Love Letter for a Girl
Min Choi
7:30
Love Letter for a Girl explores the relationship between girls and their desires within the spectatorship of blog culture. The camera views a reflective monitor, with scrolling images collected from online apparel shops and blogs. The ambiguous relationship between the female narrator and images of girls reflects women’s ambivalent position both as objects and subjects of desire.

Miss Calpurnia
Anne Colvin
1:14
A simple structuralist film where the editing process – the change of speed, direction, repetition, jump cuts, residual sound and color shifts – become the film-time and the film- image. Stripped bare, a re-filmed and deconstructed fragment allows the simple act of chasing after a scarf in the wind to build into a visual score.

Vista
Elizabeth Leister
4:54
Vista traverses invisible dangers in the seeming innocence of nature and offers simultaneously claustrophobic and protected spaces. The camera traces a path through a confined labyrinth, while on the soundtrack a woman whispers a poem by a Dutch mystic that envisions what it would be like to occupy a vast space.
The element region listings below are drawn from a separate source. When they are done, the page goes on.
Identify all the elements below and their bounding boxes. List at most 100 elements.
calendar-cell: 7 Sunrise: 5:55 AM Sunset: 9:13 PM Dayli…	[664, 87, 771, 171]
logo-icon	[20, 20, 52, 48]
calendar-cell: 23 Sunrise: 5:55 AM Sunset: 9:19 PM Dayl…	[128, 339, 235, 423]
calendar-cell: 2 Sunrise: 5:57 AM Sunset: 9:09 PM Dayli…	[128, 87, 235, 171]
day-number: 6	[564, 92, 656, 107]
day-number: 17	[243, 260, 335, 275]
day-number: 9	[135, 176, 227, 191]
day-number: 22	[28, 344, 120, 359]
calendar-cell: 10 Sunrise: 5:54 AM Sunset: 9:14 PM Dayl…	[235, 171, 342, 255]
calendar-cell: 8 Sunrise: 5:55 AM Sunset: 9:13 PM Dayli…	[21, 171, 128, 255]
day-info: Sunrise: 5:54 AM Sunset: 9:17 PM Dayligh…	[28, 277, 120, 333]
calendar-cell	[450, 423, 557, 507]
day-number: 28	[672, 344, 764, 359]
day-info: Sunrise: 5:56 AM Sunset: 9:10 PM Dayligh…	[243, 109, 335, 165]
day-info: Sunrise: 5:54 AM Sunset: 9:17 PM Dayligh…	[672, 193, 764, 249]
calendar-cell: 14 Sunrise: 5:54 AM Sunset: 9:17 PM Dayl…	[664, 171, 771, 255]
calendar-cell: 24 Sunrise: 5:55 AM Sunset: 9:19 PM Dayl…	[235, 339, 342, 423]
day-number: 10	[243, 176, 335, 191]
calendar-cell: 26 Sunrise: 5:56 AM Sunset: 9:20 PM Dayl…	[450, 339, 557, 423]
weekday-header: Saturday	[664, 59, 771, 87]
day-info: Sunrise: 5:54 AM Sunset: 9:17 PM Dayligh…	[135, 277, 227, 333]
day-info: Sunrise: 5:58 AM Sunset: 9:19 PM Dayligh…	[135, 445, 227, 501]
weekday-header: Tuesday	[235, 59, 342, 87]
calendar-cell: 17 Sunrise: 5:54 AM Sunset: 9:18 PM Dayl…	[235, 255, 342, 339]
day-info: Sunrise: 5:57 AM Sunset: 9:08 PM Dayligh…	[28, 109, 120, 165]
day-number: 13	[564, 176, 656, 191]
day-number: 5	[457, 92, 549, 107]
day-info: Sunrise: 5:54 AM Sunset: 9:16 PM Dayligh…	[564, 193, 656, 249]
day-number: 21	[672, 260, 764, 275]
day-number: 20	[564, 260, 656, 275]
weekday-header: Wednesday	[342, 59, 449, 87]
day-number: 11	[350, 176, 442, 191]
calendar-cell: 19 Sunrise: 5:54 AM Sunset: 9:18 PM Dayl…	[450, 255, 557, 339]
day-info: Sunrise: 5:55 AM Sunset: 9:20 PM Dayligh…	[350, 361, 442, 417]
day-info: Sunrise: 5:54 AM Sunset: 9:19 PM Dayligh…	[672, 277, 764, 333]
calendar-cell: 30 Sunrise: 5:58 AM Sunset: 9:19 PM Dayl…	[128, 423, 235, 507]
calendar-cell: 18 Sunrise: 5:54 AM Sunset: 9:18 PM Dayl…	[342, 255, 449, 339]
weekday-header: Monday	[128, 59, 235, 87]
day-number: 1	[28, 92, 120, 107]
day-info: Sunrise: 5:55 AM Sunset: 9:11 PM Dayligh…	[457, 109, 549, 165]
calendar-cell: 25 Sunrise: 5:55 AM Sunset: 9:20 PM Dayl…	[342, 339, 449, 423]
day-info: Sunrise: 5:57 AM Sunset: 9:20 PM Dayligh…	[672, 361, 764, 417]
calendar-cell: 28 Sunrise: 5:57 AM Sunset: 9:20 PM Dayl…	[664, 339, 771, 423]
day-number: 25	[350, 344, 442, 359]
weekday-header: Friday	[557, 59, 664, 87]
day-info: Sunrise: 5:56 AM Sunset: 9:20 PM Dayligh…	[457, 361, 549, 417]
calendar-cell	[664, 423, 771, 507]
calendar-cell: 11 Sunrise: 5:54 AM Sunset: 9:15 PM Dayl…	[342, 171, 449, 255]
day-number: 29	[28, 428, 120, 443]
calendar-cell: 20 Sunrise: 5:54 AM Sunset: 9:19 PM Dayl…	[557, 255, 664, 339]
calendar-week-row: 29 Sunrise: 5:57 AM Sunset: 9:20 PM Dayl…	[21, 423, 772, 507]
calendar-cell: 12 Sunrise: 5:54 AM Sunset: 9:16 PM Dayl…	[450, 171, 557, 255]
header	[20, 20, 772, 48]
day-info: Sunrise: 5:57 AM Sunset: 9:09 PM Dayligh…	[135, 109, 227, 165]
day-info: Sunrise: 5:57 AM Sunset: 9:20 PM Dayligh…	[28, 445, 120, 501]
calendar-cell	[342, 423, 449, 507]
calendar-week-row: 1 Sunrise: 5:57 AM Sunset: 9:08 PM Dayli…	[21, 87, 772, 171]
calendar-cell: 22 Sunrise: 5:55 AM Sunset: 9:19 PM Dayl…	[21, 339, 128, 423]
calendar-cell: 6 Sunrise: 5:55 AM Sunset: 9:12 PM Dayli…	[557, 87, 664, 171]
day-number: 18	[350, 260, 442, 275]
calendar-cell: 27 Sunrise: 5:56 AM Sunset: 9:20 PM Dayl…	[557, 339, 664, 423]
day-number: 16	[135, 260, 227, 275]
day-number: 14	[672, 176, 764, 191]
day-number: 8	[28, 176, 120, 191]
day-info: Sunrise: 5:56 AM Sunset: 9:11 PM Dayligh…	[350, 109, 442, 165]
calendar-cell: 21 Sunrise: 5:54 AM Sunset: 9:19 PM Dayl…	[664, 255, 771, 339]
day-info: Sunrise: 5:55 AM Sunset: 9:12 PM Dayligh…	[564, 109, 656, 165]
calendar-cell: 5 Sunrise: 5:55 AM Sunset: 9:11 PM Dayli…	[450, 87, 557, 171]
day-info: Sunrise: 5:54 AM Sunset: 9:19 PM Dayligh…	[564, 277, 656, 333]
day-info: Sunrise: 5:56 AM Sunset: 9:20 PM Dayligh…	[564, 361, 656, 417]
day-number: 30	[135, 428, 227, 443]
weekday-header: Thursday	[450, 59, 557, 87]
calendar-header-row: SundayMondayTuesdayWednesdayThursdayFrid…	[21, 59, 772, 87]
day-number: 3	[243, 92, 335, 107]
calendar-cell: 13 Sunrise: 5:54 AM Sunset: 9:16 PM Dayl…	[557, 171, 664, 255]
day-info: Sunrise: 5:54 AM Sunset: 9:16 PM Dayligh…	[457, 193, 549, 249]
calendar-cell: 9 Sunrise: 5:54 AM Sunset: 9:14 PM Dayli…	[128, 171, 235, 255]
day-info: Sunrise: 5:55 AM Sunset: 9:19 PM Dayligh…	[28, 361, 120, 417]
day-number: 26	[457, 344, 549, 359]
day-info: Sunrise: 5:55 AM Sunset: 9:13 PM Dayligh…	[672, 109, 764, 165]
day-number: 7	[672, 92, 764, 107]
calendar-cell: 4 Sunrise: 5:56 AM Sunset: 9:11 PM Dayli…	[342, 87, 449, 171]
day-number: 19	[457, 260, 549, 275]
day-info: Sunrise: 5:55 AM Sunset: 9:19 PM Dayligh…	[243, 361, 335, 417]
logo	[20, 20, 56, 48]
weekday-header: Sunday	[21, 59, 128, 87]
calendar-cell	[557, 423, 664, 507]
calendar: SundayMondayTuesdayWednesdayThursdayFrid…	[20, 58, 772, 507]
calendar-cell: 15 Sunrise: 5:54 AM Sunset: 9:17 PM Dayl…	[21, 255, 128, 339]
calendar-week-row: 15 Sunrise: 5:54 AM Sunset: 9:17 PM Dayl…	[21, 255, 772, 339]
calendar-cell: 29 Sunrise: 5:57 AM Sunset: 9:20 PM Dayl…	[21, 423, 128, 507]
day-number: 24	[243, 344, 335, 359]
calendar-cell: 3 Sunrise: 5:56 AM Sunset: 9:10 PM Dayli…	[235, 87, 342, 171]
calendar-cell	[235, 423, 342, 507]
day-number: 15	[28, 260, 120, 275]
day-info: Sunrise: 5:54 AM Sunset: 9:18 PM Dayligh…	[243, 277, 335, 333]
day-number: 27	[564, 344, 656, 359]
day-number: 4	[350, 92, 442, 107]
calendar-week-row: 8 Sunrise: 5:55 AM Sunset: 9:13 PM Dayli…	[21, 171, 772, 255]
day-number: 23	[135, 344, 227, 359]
Threat and possibility coexist in the sounds of a body running, a momentary picture of possibly infinite space, and the artist’s reading of Virginia Woolf’s A Room of One’s Own.
Angry Feminist
Micol Hebron
2:14
Angry Feminist is a video composed of only texts. This video is a sequence of alternating phrases from four sources: clichés about feminism; famous feminist slogans and quotes; stereotypical phrases exchanged between two lovers or ex-lovers; statements that artists make about their creative process.

HM.GDN.3
Ursula Brookbank
1:30

Black Dinner Party
Marisa Williamson
4:19
This work features youtube video footage of activist, Angela Davis, entertainer and philanthropist, Oprah Winfrey, and pop star, Beyonce Knowles.

Lucid Risings
Shana Robbins & Alberto Roman
1: 49
Lucid Rising uses Phantasmaphysics to dislodge the distinction between materiality and immateriality. Before meaning and coherence arise, a secret exchange between human embodiment and the earth takes place that gives rise to both through veiled nuptials.

Woman Pacing
Nina Lassila
1:23
We see a pair of feet moving rapidly back and forth over a floor, as a voiceover talks about an artist woman who has issues with her artistic work.

Ambrosia
Tracy Abbott Szatan
2:52
Ambiguously received is the ambrosial dawn, the transformation, the delight and solemnity offered. In Greek mythology, ambrosia is a drink, food or perfume of the Gods, granting immortality to the individual who receives it. In Ambrosia, a figure moves between and across landscapes, physical, psychological and emotional states, dissolves into and is reconstituted by and from them.